Metropolitan Daniel: Life as Existential Dialogue
24 września 2005 | 21:25 | Ⓒ Ⓟ
According to the Holy Scripture (Genesis, chapter II), the human person was created in God’s image. The plural form in the sentence: „Let us make man in our image and in our likeness” (Genesis 1:26) was interpreted by the Church Fathers as a revelation of the Holy Trinity. That is, God the Father communicates and cooperates with the Son and the Holy Spirit when He creates the human person.
Hence, the earthly human person is created in the image of the celestial, transcendental divine Persons, who dwell in eternal communion of life and love.
In this manner, the human person emerges in a state of dialogue, through communication, collaboration and communion.
All human persons are created in the image of God, capable of communication, collaboration and communion with God and among themselves. Yet those who attain the likeness to God are the saints, more specifically, those people that permanently foster cooperation with God by prayer and with their fellow human beings by love and worthy deeds.
This is the reason why Jesus Christ made the command of love for God and one’s fellow human beings the norm of true life.
The Holy Scripture also shows us that human sin, as a rupture of the communion of love with God the Creator disturbs communication, cooperation and communion among the human persons, as well as their relation with nature, with the whole creation (Genesis 3:1-24)
In order to restore and bring to perfection the communication, collaboration and communion of life between God and humans, the eternal Son of God became Man, uniting in Himself, eternally and indestructibly, the Divinity and the humanity. By this divine incarnation, Christ asserts the eternal value of the human life in permanent communication with God. Thus, in and through Christ, humankind is in eternal existential dialogue with the persons of the Holy Trinity. Consequently this existential dialogue with the Holy Trinity begins for each human person with the Baptism and is cultivated in the liturgical life of the Church and the Christian life in the society and the Kingdom of heaven.
The most intense form of communication of God with the Church is the Holy Gospel, the closest cooperation of God with the Church is expressed the Holy Liturgy (Gr. ‘leiton’ + ‘ergon’= work of God’s people), and the most intimate communion of God with the Church is the Eucharistic communion.
Yet, it is faith and prayer that constitute the basis of all of these three steps of the human person’s dialogue with God. Every human person grows spiritually through existential dialogue, that is by means of mutual communication of information or messages, expressed in multiple language forms (verbal, gestural, conventional, symbolic, etc), by cooperation with other persons as a synthesis of intellectual or physical energy, in achieving common good, and communion of love as mutual offering of spiritual life, of interiority and of intimacy.
The milieu where the human life expresses itself as permanent existential dialogue is first the family, and then the society. However, only by faith and prayer does the temporal existential dialogue between human persons open up to eternal dialogue and becomes communion of eternal life.
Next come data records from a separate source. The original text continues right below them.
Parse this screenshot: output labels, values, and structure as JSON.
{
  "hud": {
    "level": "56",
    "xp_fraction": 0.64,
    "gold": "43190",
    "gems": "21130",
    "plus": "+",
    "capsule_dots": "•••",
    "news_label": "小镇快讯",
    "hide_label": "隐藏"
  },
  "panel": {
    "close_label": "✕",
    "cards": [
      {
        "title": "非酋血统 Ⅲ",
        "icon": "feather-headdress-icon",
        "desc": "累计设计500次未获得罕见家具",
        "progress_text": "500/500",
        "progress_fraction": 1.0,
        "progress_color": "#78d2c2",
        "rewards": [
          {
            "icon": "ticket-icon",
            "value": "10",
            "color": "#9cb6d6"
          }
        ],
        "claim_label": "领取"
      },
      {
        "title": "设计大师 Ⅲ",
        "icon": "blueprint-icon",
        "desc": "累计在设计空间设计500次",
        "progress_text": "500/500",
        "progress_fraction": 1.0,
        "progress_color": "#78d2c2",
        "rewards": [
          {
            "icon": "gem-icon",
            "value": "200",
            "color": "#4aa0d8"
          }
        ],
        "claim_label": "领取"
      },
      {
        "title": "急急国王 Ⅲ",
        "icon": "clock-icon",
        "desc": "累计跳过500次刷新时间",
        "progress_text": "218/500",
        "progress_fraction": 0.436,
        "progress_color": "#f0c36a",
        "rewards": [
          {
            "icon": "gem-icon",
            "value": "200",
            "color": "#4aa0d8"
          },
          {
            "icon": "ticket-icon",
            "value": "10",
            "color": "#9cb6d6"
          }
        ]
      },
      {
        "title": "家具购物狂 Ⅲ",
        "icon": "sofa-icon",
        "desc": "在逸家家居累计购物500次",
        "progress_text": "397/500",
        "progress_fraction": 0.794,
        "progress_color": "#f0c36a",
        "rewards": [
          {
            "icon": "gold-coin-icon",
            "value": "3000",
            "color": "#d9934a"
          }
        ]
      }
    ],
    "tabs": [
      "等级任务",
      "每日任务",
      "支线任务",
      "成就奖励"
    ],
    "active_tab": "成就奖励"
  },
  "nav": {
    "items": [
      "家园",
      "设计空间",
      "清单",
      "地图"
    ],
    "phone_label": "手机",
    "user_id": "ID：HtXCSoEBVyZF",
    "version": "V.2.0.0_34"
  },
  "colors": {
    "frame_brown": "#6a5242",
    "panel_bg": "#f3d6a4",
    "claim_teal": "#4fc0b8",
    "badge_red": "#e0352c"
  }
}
The faith in the eternal love of God for the human persons and prayer as a source of pure love help us overcome the halt in communication brought about by inter-personal conflict, help us pass from anger to reconciliation, from quarrel and confrontation to communication and collaboration.
However, true existential dialogue is more than peaceful coexistence, as its final aim is communion that is to say the spiritual unity of persons that are different in point of temperament, culture, age, social standing, nationality, race, etc.
Individual or collective egotism, self-sufficiency, the fear of one’s neighbour and the indifference to the stranger, the superficial and distorted understanding of one’s fellow human person, the human being, yet very much different from my self – all these can become major obstacles in achieving existential dialogue.
Nevertheless, there are human persons, communities and institutions that cultivate the holy gift of dialogue, that help to solve conflict situations, that facilitate communication and reconciliation, cooperation and the communion of love among very different and even among hostile persons and peoples. One example, in this aspect, was Pope John Paul II, who passionately cultivated the gift of dialogue.
About such people, the Saviour Jesus Christ said: “Blessed are the peacemakers, for they will be called sons of God.” (Matthew 5:9).
These people are alike to the Son of God Who came in the world to teach the human persons that without dialogue there cannot be freedom, without love there cannot be humanity and without prayer there cannot be eternal life.
Today, in the family and society, in the Church and among the Churches, in each religion and among religions, in each nation and among nations, we are in great need of peacemakers and masters of existential dialogue so that human life can be experienced as divine blessing.
The Europe of science and economic progress nowadays greatly needs existential dialogue and spiritual communion within its borders and outside of them.